As 2019 comes to a close, it is fairly normal in the financial markets for things to start dying down. Less news, fewer company announcements, and people beginning their holidays (not to mention the ‘holiday mood’ in the office), usually mean there is just less action towards the end of the year. HSBC Holdings (LSE: HSBA) certainly seems to be bucking this trend, and not necessarily for the good.
Reshuffle
Earlier this month interim CEO Noel Quinn announced another big move as part of his restructuring efforts – a reshuffle of its top executives and the hiring of a new Chief Operating Officer, John Hinshaw, formally of Hewlett Packard.
The move comes as the bank is set to unveil its full restructuring plans in the New Year, which we already know will include large cost-cutting efforts across staff, as well as a shifting of resources away from the US and Europe and towards HSBC’s more profitable markets in Asia.
The bank said the changes will “position the group for the next phase of its strategy”, which almost certainly means losing some of the current 237,000 headcount – a number that has always been seen as too large and filled with bureaucracy.
I think this, as well as the other changes we can expect to see, will benefit the bank and its shareholders. Consolidating its assets to some extent in Asia may also be a good move, concentrating efforts and capital where they can do the most good. Unfortunately, December also saw perhaps the first major snag for HSBC on this front.
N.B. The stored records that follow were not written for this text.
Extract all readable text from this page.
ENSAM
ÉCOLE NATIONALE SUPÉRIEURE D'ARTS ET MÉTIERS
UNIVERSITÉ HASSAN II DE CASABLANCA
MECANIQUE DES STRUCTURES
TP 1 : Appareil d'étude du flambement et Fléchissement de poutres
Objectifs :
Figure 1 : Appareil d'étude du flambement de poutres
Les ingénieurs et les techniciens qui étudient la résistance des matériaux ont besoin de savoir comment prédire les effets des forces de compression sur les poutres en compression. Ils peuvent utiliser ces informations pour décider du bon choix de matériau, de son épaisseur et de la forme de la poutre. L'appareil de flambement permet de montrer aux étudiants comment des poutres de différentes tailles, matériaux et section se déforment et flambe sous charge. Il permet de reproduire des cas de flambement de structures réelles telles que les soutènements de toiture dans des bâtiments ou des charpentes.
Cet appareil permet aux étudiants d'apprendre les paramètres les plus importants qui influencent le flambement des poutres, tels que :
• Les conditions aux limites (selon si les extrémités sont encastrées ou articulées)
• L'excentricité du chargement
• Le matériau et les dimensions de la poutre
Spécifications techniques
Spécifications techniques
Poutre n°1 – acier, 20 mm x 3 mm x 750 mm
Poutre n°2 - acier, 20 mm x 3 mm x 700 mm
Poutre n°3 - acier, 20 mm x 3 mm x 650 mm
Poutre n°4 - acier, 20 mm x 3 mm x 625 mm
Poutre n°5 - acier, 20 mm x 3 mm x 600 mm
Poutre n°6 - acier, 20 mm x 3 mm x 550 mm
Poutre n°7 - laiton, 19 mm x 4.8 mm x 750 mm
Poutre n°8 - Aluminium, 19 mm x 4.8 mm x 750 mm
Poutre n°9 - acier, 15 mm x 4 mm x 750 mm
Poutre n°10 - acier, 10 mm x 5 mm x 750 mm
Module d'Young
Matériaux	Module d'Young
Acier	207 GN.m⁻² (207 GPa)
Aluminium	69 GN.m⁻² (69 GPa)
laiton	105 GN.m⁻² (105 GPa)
Protestors need bank accounts
The protests in Hong Kong have been causing some concern for many companies operating in the region, though risks and uncertainty have generally been the problem more than actual costs or troubles. Today though, HSBC may have just got more directly involved.
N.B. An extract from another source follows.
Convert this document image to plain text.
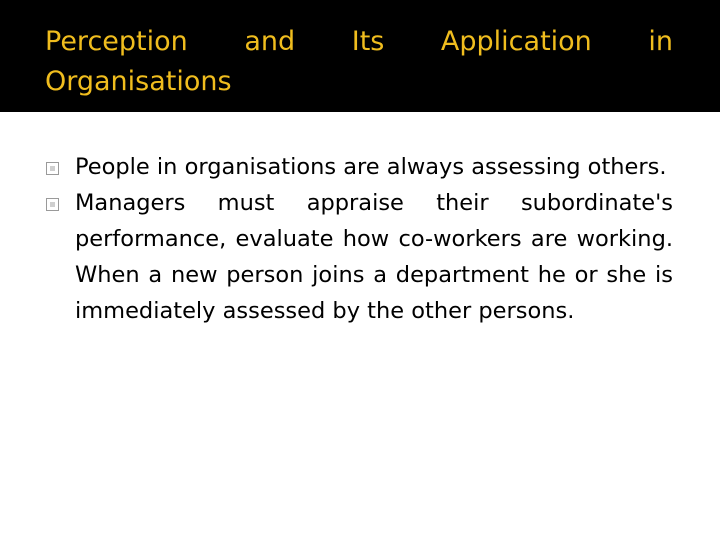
Perception and Its Application in Organisations
People in organisations are always assessing others.
Managers must appraise their subordinate's performance, evaluate how co-workers are working. When a new person joins a department he or she is immediately assessed by the other persons.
Protestors have called for a boycott of the bank amid allegations it helped the police shut down one of the main sources of funding for the anti-government movement. HSBC closed an account in November that belonged to a crowd-funding operation for the protestors called Spark Alliance.
HSBC denies it did this under any pressure from (or on behalf of) the government, instead saying it was a normal procedure given that the customer in question was unable to explain unusual activity in the account.
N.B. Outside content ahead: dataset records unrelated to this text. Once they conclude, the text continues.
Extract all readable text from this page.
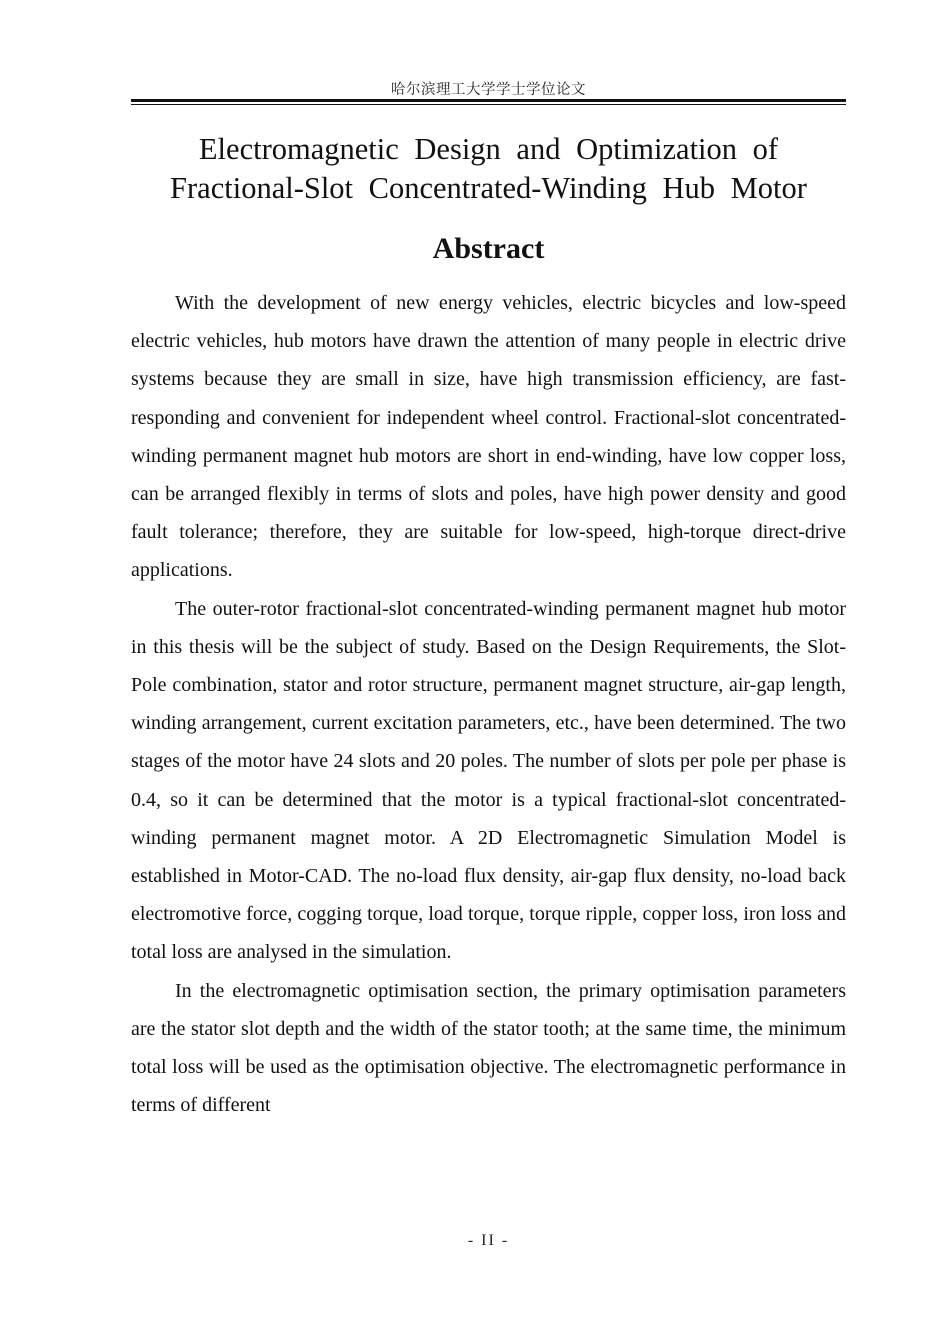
哈尔滨理工大学学士学位论文
Electromagnetic Design and Optimization of
Fractional-Slot Concentrated-Winding Hub Motor
Abstract

With the development of new energy vehicles, electric bicycles and low-speed electric vehicles, hub motors have drawn the attention of many people in electric drive systems because they are small in size, have high transmission efficiency, are fast-responding and convenient for independent wheel control. Fractional-slot concentrated-winding permanent magnet hub motors are short in end-winding, have low copper loss, can be arranged flexibly in terms of slots and poles, have high power density and good fault tolerance; therefore, they are suitable for low-speed, high-torque direct-drive applications.

The outer-rotor fractional-slot concentrated-winding permanent magnet hub motor in this thesis will be the subject of study. Based on the Design Requirements, the Slot-Pole combination, stator and rotor structure, permanent magnet structure, air-gap length, winding arrangement, current excitation parameters, etc., have been determined. The two stages of the motor have 24 slots and 20 poles. The number of slots per pole per phase is 0.4, so it can be determined that the motor is a typical fractional-slot concentrated-winding permanent magnet motor. A 2D Electromagnetic Simulation Model is established in Motor-CAD. The no-load flux density, air-gap flux density, no-load back electromotive force, cogging torque, load torque, torque ripple, copper loss, iron loss and total loss are analysed in the simulation.

In the electromagnetic optimisation section, the primary optimisation parameters are the stator slot depth and the width of the stator tooth; at the same time, the minimum total loss will be used as the optimisation objective. The electromagnetic performance in terms of different

- II -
Needless to say the protestors are not sympathetic to these explanations, and have called for members to boycott the bank and perhaps more worryingly, have warned of “renovations”. This is the term used by the protestors for the damage and vandalism they inflict on businesses they deem opposed to their movement.
In the immediate future, this new exposure and more direct involvement with the troubles is worrying. Coming at a time when the bank and Mr Quinn will be hoping for a decisive and clear message to the market when it announces the full scale of its restructuring next year, the impact could be even greater.
Personally I think HSBC is a solid business and a good income stock, so I will be on the lookout for any short-term losses in 2020 as a dip buying opportunity rather than anything to worry about just yet.